Il nuovo reato di tortura viene contestato altresì dalla Procura di Milano non nelle dinamiche patologiche all’interno di carceri, uffici di forze di polizia o centri di detenzione di migranti, ma nell’ambito domestico di violenze in famiglia: a un padre accusato di aver torturato (maltrattato e ucciso) il figlio di due anni.

Mehmed fu trovato morto in casa a Milano il 22 maggio scorso, e subito era emerso un contesto di violenze paterne. Ma adesso, nell’avviso di conclusione delle indagini, al padre Aljica Hrustic il pubblico miniestero imputa non soltanto l’omicidio volontario e i costanti maltrattamenti nei mesi precedenti, ma appunto anche la «tortura» nell’ultima notte: la configurabilità del reato, secondo la linea sviluppata dall’accusa, viene individuata in alcuni gesti di violenza che, nel contesto delle condotte di maltrattamenti, sarebbero stati connotati da gratuita crudeltà provocando acute sofferenze fisiche al bimbo sottoposto alla sua custodia, potestà e cura: pugni e calci in testa, la lacerazione del labbro superiore, morsi sulle braccia e sulla schiena, e ustioni con fiamma viva sotto le piante dei piedi.

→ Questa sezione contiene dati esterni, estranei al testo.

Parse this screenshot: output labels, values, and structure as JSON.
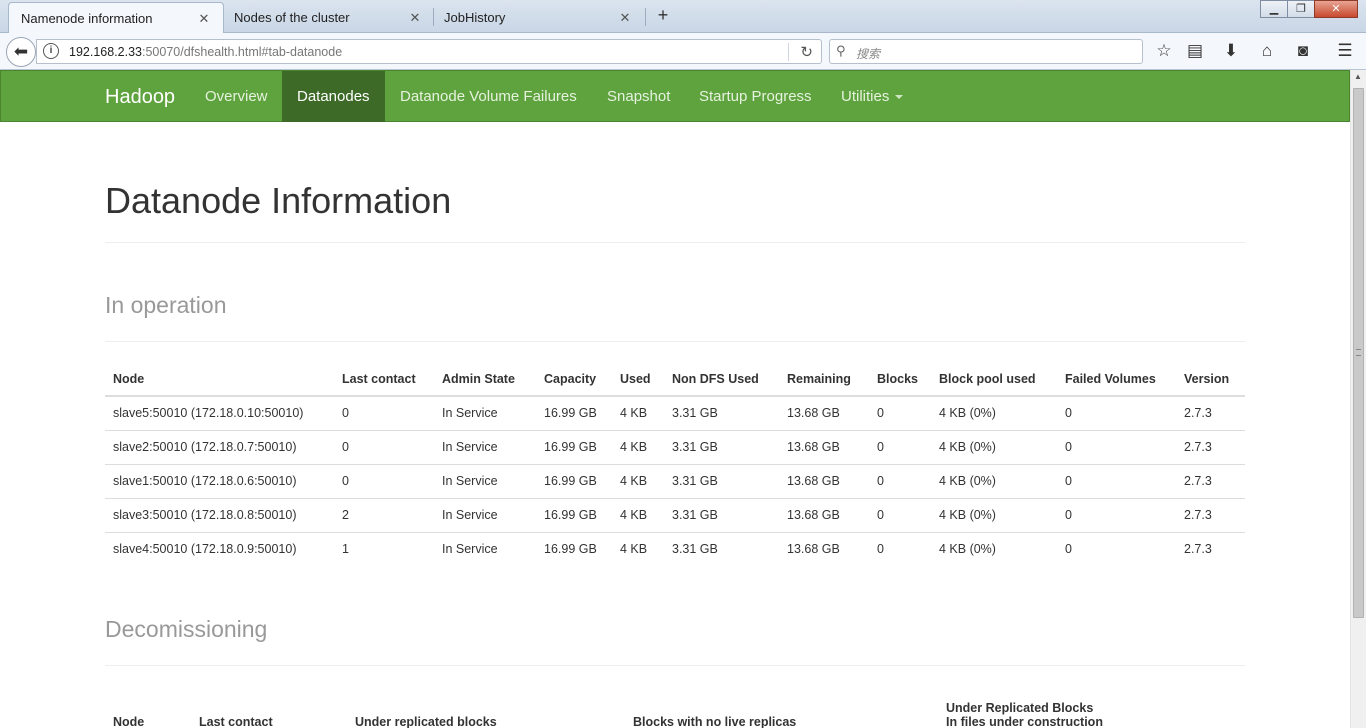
{
  "browser": {
    "tabs": [
      {
        "label": "Namenode information",
        "active": true
      },
      {
        "label": "Nodes of the cluster",
        "active": false
      },
      {
        "label": "JobHistory",
        "active": false
      }
    ],
    "url_host": "192.168.2.33",
    "url_rest": ":50070/dfshealth.html#tab-datanode",
    "search_placeholder": "搜索"
  },
  "nav": {
    "brand": "Hadoop",
    "items": [
      {
        "label": "Overview"
      },
      {
        "label": "Datanodes"
      },
      {
        "label": "Datanode Volume Failures"
      },
      {
        "label": "Snapshot"
      },
      {
        "label": "Startup Progress"
      },
      {
        "label": "Utilities"
      }
    ],
    "active": "Datanodes"
  },
  "page": {
    "title": "Datanode Information",
    "in_operation_heading": "In operation",
    "decommissioning_heading": "Decomissioning"
  },
  "in_operation": {
    "columns": [
      "Node",
      "Last contact",
      "Admin State",
      "Capacity",
      "Used",
      "Non DFS Used",
      "Remaining",
      "Blocks",
      "Block pool used",
      "Failed Volumes",
      "Version"
    ],
    "rows": [
      [
        "slave5:50010 (172.18.0.10:50010)",
        "0",
        "In Service",
        "16.99 GB",
        "4 KB",
        "3.31 GB",
        "13.68 GB",
        "0",
        "4 KB (0%)",
        "0",
        "2.7.3"
      ],
      [
        "slave2:50010 (172.18.0.7:50010)",
        "0",
        "In Service",
        "16.99 GB",
        "4 KB",
        "3.31 GB",
        "13.68 GB",
        "0",
        "4 KB (0%)",
        "0",
        "2.7.3"
      ],
      [
        "slave1:50010 (172.18.0.6:50010)",
        "0",
        "In Service",
        "16.99 GB",
        "4 KB",
        "3.31 GB",
        "13.68 GB",
        "0",
        "4 KB (0%)",
        "0",
        "2.7.3"
      ],
      [
        "slave3:50010 (172.18.0.8:50010)",
        "2",
        "In Service",
        "16.99 GB",
        "4 KB",
        "3.31 GB",
        "13.68 GB",
        "0",
        "4 KB (0%)",
        "0",
        "2.7.3"
      ],
      [
        "slave4:50010 (172.18.0.9:50010)",
        "1",
        "In Service",
        "16.99 GB",
        "4 KB",
        "3.31 GB",
        "13.68 GB",
        "0",
        "4 KB (0%)",
        "0",
        "2.7.3"
      ]
    ]
  },
  "decommissioning": {
    "columns": [
      "Node",
      "Last contact",
      "Under replicated blocks",
      "Blocks with no live replicas"
    ],
    "last_column_line1": "Under Replicated Blocks",
    "last_column_line2": "In files under construction"
  }
}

Le prime contestazioni del reato di tortura nei confronti di soggetti, siano essi pubblici ufficiali o “semplici” privati, per fatti connotati di un’inaudita crudeltà e gravità lasciano riflettere su quando l’introduzione della fattispecie fosse necessaria per attuare una “vera” giustizia penale e fornire il nostro sistema di strumenti idonei a sanzionare in maniera proporzionata crimini efferati.